The OCC consent order contains a civil fine of $ 3 million payable to the US Treasury. Under Department of Justice regulations (subject to court approval), the bank is to invest $ 4.17 million in a loan grant fund for residents of predominantly black and Hispanic neighborhoods in the region. Houston, $ 750,000 to develop community partnerships to improve access to residential mortgage credit in these neighborhoods, and at least $ 625,000 for advertising, awareness, consumer financial education and repair initiatives credit.

Why is this important

This is the first of what we expect to be in many equitable loan enforcement actions under the Biden administration and the largest equitable loan enforcement action in several years. The regulations also confirm that deficiencies in just one of the many markets served by a lender can have significant consequences. As noted, the settlement documents make no reference to the Bank’s activities in the other five states it serves, although the OCC presumably took these other areas into account in its fair review of the loans.

If lenders were always waiting for a reason to be proactive in identifying and correcting potential fair loan problems, this is it. Qualitative reviews of fair loan policies, procedures and marketing should be performed to identify the issues that create fair loan risk. Quantitative statistical analyzes of loan data, including comparisons with peer lenders, should also be performed. The DOJ complaint also alleges that it identified disparities in applications and arrangements between the Bank and its so-called peer lenders over a period of five years. Data on peer-to-peer lending is publicly available, so lenders don’t have to wait for a potentially aggressive regulator to handle the numbers. Risks can be identified and practices adjusted before regulators arrive.

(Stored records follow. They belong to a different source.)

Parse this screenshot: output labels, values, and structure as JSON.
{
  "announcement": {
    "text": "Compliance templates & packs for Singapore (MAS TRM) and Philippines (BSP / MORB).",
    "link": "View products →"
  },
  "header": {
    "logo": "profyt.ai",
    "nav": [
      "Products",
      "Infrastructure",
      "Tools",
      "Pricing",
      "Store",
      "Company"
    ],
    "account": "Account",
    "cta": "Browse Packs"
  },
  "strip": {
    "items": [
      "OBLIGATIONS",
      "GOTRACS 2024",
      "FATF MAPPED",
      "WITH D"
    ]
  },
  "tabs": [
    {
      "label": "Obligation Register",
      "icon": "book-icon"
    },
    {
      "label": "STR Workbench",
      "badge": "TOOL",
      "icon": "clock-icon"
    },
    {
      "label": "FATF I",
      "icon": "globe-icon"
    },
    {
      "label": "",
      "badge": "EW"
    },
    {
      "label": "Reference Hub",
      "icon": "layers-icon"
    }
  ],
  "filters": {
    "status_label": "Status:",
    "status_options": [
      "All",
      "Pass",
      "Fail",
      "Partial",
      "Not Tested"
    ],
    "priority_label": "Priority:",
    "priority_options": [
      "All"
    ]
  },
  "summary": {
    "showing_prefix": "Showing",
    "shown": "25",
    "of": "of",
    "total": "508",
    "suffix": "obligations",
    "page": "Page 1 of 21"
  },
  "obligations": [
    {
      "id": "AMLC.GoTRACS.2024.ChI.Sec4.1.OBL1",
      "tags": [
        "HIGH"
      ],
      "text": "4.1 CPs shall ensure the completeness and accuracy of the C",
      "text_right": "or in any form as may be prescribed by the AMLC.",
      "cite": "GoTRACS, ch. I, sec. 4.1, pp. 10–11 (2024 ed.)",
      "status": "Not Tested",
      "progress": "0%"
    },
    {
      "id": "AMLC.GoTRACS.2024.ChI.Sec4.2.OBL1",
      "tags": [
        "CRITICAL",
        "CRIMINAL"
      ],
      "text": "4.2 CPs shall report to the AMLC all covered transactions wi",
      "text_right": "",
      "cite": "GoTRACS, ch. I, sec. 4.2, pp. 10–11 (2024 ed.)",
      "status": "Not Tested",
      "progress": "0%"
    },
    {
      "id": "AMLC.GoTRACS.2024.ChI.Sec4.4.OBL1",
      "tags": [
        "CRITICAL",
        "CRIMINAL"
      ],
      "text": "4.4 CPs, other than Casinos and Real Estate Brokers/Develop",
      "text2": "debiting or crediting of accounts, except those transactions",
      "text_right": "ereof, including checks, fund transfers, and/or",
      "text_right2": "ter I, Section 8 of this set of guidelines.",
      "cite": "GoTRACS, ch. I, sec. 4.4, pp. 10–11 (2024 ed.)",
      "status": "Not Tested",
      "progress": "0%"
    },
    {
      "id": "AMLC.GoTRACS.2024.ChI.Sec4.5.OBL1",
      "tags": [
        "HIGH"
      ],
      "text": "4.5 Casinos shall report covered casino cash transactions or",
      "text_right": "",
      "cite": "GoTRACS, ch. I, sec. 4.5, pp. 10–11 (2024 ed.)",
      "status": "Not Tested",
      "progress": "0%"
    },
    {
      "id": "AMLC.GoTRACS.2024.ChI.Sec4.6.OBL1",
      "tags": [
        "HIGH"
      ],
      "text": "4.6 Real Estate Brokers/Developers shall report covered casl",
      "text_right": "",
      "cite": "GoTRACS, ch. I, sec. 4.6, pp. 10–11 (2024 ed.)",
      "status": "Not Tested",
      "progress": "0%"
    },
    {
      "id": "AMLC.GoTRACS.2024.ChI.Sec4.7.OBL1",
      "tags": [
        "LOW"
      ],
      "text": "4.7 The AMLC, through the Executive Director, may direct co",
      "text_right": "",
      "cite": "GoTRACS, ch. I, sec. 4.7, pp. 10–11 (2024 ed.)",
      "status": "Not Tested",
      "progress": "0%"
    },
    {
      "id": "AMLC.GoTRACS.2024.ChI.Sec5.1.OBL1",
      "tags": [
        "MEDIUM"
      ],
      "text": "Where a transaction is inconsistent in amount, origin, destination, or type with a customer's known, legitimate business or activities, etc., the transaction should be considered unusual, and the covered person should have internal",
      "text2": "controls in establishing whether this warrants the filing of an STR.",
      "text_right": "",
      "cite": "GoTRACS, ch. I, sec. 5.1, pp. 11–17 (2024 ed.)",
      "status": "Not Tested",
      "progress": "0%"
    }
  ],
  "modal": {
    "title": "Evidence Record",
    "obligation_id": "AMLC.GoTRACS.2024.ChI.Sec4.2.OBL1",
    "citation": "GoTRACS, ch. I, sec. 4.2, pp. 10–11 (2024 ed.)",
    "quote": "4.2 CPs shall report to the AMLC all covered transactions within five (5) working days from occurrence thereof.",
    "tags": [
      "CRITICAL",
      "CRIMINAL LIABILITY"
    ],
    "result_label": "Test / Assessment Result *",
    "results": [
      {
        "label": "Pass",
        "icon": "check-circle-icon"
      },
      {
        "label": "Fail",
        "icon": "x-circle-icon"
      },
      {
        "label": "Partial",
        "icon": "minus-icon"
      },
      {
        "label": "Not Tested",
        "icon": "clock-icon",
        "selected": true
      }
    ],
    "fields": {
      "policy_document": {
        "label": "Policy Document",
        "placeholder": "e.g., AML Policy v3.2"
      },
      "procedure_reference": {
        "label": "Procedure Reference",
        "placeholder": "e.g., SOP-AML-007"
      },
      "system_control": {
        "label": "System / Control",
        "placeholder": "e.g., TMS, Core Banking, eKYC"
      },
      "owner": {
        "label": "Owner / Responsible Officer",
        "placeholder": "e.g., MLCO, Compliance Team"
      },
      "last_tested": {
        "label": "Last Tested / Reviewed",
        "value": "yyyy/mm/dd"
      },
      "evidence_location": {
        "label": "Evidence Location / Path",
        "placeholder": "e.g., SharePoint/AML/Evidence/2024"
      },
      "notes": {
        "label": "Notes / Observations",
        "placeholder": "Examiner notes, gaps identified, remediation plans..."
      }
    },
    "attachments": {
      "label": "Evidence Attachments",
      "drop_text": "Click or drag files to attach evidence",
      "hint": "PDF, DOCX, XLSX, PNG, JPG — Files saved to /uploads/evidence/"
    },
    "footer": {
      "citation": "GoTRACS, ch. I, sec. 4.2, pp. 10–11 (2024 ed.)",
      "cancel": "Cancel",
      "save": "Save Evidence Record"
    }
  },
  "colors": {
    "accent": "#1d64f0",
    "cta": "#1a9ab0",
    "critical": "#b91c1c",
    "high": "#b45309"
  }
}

This case also highlights the importance of due diligence prior to acquisition. The alleged white-neighborhood bank’s footprint in Houston is apparently due to a merger with another bank rather than deliberate choices to open branches. Despite at least some efforts by the Bank to expand its footprint in minority neighborhoods due to the known imbalance caused by the merger, these coercive measures eventually followed. Entities should therefore conduct fair loan valuations, including census tract footprint analyzes, a critical component of pre-acquisition due diligence efforts; good faith loyal lending efforts in stride may not be enough to avoid scrutiny.